— Расскажи еще про Кона! — кричу в направлении кухни.
Там ненадолго зависает молчание. Потом он кричит в ответ:
— Какую теперь историю рассказать?
— Расскажи, как вы занимаетесь сексом!
Ответа нет. Я снова — еще громче — повторяю то же самое, и тогда Муцуки — в руке по-прежнему деревянная ложка — входит в гостиную.
— Что с тобой? У тебя плохое настроение? — спрашивает он тихо.
— Расскажи, как вы с Коном занимаетесь сексом.
— Ладно, — усмехается он и на какое-то время словно и впрямь задумывается. — Ну-ка, что бы тебе такое… спина у него — очень прямая. И от него кока-колой пахнет.
Я смотрю прямо перед собой — куда-то в направлении уха Муцуки.
— У него всегда классный загар — зимой и летом. А бедра у него узкие. И знаешь… да, у него бедра тоже колой пахнут.
— Неужели колой?
Но тут он чуть слышно бормочет что-то, подозрительно похожее на «вот, собственно, и все». Я и возмутиться не успеваю — а он уже удрал на кухню, мясо проверять.

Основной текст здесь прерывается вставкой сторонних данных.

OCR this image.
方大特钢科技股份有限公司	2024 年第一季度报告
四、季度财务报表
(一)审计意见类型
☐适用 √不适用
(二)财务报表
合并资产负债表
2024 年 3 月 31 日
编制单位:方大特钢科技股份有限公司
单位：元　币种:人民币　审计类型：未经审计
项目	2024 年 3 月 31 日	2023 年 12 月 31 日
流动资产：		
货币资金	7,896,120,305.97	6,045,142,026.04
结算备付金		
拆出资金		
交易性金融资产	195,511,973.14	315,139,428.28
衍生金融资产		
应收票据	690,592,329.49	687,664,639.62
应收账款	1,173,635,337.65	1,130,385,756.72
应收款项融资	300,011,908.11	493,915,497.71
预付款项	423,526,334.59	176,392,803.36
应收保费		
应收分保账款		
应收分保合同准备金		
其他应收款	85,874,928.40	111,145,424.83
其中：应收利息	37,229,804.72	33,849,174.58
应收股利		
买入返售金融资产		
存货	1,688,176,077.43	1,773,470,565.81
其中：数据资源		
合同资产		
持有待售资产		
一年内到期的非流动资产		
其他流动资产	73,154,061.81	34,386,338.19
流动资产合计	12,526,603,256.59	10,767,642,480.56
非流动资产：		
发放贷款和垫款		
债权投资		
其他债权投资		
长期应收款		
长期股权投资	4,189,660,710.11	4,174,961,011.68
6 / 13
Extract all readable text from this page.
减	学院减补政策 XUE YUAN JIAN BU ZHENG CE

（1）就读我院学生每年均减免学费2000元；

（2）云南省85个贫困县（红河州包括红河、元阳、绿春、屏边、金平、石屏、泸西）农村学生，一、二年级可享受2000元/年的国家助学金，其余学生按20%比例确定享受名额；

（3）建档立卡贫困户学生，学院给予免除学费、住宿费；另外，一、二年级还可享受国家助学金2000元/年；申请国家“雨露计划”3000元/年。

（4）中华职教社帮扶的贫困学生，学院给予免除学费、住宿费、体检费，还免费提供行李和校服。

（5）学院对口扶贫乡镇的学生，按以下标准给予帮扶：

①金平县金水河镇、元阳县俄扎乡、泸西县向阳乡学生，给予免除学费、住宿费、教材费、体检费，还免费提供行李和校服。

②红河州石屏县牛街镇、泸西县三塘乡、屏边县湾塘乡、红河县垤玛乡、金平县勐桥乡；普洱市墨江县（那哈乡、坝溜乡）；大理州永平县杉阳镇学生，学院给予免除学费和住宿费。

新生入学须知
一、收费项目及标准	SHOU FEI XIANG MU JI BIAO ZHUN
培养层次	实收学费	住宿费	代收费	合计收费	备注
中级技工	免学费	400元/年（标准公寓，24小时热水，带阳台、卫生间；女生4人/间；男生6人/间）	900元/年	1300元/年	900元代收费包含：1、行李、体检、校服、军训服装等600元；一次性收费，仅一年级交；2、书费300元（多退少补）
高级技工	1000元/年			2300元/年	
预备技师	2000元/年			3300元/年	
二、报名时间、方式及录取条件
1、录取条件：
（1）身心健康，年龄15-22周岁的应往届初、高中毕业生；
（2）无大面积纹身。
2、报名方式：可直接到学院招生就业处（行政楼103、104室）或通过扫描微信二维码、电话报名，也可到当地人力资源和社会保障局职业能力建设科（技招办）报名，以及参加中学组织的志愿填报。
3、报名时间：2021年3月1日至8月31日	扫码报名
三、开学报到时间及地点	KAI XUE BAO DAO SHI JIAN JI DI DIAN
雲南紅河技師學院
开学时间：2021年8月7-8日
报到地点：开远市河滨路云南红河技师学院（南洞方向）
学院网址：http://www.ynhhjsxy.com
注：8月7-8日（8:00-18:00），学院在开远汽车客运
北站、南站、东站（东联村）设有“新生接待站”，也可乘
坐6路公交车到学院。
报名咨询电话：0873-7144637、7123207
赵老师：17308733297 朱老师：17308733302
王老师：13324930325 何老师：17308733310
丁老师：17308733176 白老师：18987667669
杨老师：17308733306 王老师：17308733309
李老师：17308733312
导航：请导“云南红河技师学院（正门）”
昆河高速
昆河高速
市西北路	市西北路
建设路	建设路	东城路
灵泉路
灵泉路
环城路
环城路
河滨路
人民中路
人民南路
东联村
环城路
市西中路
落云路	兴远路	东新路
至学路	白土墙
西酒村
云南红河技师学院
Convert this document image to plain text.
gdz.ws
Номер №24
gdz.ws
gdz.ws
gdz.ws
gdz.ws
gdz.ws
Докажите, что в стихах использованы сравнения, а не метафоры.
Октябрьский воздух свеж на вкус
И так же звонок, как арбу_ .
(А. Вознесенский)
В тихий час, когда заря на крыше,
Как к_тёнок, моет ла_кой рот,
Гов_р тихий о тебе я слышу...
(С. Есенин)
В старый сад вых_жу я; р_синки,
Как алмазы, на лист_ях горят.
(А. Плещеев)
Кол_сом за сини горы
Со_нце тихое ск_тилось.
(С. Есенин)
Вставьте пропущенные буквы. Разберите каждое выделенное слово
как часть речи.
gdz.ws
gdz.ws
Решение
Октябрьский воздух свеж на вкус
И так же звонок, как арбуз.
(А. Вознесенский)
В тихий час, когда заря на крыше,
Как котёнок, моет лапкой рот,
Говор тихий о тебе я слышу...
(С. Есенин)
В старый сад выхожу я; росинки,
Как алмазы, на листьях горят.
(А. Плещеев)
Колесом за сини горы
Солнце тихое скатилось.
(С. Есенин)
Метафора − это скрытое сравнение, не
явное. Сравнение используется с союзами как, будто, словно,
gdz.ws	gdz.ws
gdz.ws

Ужин закончился ужасно быстро. За едой мы оба молчали.
— Слушай… — Муцуки тихо-мирно пил кофе в гостиной и вдруг вскочил и стал переставлять книги в шкафу.
— Что такое?
— Ничего, — говорит он и ласково улыбается.
— В каком это смысле — ничего?! — Я начинаю раздражаться. — Это из-за книжки, которую я читала, так?! Хочешь сказать, чтоб я твои книги не трогала или чтоб сначала разрешения у тебя спрашивала, так говори давай — и нечего вид делать, что все в порядке!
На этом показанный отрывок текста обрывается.